Но единственная ловушка заключалась в том, что африканке удалось внушить канарцу такую неуверенность себе, когда дело касалось этой дурацкой игры, что бедняга слишком сильно волновался и в результате вечно ставил отметину совсем не там, где надо.
Между тем, они продолжали куда-то идти. Унылая степь, поросшая чахлой растительностью, сменялась то небольшими островками сельвы, то жаркой пустыней, усеянной кактусами, то бесчисленными озерами, нередко загрязненными жирным и вонючим «мене», убивающим все живое. Так они почти две недели скитались по окрестностям, озабоченные лишь тем, где бы найти чистую воду, охотясь на попугаев и обезьян, раскапывая кладки черепашьих яиц и мало чем отличаясь от полудюжины оголодавших индейских семей, попавшихся на пути, чьи убогие жилища являли собой лишь ряд жердей, прислоненных к стволу дерева.
Далеко на юге виднелся горный хребет, но воины упорно не желали к нему приближаться. Когда Сьенфуэгос спросил, почему они избегают гор, туземцы дали понять, что хребет занят враждебным племенем, от которого лучше держаться подальше.
— Карибы? — спросил канарец. — Каннибалы?
— Не карибы, — ответили ему. — Не каннибалы. Мотилоны.
Мало-помалу Сьенфуэгос начал все лучше разбираться в языке этого отряда молодых воинов и находить общее с определенными формами арауканского или асаванского диалекта, на котором говорили жители Кубы и Гаити. И наконец, он научился их понимать, хотя и с определенными сложностями.
Между тем, чернокожая Асава-Улуэ-Че-Ганвиэ тоже прилагала весьма похвальные усилия к тому, чтобы выучить язык этих милых людей, причем язык давался девушке с обескураживающей легкостью, словно от этого зависела ее жизнь и будущее.
— В конце концов, — сказала она Сьенфуэгосу как-то на закате, когда они вместе любовались невероятной красотой заходящего солнца, — мой единственный дом — этот тот, где я сплю, а единственная родная земля — та, по которой хожу. Я почти не помню свою родину и мечтаю забыть корабль, где выросла. Здесь мне хорошо, а будет еще лучше, я точно знаю.
— Я скучаю по Гомере.
— Ты скучаешь по своей блондинке, — насмешливо ответила негритянка. — Может, приготовить тебе магический отвар, чтобы ты ее забыл?

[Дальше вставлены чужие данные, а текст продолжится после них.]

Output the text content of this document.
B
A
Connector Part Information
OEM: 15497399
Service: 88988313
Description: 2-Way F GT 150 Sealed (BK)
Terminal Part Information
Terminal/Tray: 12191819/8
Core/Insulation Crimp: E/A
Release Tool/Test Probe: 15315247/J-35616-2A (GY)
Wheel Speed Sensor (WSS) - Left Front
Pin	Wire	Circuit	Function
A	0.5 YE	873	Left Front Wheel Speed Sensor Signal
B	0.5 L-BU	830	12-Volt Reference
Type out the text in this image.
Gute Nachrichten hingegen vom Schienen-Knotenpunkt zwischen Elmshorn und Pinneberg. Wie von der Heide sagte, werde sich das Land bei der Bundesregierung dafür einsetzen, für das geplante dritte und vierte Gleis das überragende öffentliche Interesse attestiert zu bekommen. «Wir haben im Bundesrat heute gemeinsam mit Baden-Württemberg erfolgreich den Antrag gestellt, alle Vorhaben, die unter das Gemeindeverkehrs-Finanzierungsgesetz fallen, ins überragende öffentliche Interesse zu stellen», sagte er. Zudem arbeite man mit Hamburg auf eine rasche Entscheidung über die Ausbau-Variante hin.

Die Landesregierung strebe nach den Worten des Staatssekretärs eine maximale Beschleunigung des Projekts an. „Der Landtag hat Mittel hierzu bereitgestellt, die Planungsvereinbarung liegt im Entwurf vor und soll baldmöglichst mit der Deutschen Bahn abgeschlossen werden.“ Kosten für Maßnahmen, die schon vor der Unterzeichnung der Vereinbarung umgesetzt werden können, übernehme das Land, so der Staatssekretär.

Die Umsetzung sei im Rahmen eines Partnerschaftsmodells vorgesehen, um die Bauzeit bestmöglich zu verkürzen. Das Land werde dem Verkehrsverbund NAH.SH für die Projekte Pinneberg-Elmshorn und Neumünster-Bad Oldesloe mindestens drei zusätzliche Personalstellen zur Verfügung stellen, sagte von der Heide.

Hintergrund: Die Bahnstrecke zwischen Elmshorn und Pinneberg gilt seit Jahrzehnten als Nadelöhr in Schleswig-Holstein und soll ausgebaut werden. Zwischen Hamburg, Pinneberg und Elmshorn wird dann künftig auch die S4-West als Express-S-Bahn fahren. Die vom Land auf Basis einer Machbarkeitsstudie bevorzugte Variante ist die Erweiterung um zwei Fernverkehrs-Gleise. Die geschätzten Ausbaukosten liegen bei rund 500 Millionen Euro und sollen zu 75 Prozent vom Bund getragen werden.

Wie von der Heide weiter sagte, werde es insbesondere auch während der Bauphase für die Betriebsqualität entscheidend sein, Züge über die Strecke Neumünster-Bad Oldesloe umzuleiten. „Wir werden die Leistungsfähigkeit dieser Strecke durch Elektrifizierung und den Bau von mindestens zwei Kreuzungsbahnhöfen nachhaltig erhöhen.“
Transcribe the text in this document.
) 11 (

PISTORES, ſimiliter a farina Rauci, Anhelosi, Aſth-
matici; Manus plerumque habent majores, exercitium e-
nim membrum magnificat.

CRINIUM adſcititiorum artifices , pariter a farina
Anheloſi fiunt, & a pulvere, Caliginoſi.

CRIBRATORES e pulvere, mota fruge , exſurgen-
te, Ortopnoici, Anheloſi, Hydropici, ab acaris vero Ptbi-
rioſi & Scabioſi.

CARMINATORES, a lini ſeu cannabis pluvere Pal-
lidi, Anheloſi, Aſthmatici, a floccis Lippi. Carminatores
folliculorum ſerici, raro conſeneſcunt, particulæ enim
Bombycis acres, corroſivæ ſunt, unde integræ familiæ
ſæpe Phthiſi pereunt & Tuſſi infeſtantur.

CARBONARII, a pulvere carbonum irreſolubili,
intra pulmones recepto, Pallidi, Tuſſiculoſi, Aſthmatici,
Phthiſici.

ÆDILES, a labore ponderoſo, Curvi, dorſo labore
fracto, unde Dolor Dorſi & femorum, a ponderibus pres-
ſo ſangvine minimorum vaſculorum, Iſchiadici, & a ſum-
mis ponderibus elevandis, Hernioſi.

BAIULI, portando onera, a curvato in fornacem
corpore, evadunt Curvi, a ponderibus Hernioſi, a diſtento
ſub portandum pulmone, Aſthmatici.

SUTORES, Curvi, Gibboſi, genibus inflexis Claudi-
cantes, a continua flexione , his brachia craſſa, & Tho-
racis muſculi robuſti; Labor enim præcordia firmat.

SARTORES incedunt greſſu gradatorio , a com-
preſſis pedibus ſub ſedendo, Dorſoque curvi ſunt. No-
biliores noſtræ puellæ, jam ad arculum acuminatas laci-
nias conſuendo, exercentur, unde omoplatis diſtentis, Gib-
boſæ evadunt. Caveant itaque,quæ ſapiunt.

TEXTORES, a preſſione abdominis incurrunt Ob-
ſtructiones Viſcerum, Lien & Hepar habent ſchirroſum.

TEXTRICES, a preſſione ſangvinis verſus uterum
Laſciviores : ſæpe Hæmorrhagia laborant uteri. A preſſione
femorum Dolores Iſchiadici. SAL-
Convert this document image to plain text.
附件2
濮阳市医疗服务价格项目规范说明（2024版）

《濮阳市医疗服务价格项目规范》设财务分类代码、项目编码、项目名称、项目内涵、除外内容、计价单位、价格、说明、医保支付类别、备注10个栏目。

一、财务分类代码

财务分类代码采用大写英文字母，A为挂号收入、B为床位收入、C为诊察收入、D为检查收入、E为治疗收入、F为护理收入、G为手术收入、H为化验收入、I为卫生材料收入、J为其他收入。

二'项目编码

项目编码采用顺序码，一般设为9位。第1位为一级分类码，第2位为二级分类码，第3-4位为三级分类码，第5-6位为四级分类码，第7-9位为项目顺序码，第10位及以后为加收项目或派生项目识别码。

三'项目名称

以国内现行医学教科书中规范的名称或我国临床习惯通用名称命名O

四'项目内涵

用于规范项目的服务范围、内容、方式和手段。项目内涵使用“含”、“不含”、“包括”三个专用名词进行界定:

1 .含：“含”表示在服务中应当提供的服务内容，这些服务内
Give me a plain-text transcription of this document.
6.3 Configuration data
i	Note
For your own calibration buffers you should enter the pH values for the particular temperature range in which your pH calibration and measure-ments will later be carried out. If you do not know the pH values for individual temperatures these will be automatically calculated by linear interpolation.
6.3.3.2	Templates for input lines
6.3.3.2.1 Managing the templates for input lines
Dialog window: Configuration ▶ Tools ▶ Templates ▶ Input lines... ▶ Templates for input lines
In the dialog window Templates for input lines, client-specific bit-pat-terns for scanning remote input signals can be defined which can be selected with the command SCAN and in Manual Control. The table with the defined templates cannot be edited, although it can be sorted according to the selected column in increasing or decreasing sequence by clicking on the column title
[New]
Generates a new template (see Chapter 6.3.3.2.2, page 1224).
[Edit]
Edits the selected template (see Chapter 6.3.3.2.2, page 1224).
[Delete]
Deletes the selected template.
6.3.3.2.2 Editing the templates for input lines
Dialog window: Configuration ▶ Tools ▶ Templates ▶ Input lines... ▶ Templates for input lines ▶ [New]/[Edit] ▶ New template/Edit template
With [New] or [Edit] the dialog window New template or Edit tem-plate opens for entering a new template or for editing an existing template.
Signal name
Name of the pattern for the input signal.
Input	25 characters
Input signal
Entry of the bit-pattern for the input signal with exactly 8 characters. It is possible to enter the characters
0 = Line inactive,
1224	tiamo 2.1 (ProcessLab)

Твоя жизнь сразу станет спокойней.
— А зачем мне жить, если я ее забуду? — он обвел руками окружающую местность. — Не думаю, что у меня есть какое-то иное будущее, кроме как тупо прорываться вперед в попытке спасти свою шкуру, вечно находясь на волоске от гибели. Какой смысл пережить столько бедствий, если я ее забуду? Единственное, что держит меня на свете, это вера в то, что однажды я встречусь с Ингрид.
— А если она тебя забыла?
— Я живу своими воспоминаниями, а не твоими, — ответил канарец с легкой грустью в голосе. — Я не дурак и не стану притворяться, будто верю в то, что виконтесса лелеет воспоминания о тех днях, которые провела с жалким неграмотным пастухом, даже не понимая его речи. В последний раз я видел ее пять лет назад и смирился с неизбежным, но это не изменит моих чувств.
— Как бы я хотела, чтобы кто-нибудь полюбил меня так же, — вздохнула Уголек.
— Для этого ты должна сначала полюбить сама.
— Это не так просто, — покачала она головой. — Если ты знаешь лишь борова вроде капитана Эва, да того бедного парнишку, которому пришлось пить расплавленный свинец, это совсем непросто, — печально улыбнулась Уголек. — Я ведь еще девственница.
— Я этого не знал. — Немного помолчав, канарец решился спросить, смущенно краснея: — А что, это имеет какое-нибудь значение?
— Для женщин моего народа — имеет, и очень большое.
— Но сейчас мы далеко от твоего народа, — напомнил Сьенфуэгос. — Ингрид не была девственницей, когда мы с ней познакомились, но я никогда не знал более совершенной женщины. Мне даже в голову не приходило, что такой пустяк может сделать ее хуже или лучше. — Он устремил взгляд вдаль, в безлюдную пустыню, что открывалась перед ними, сияя под полуденным солнцем, и лукаво подмигнул: — Разве не глупо болтать о таких вещах в такой час и на такой жаре?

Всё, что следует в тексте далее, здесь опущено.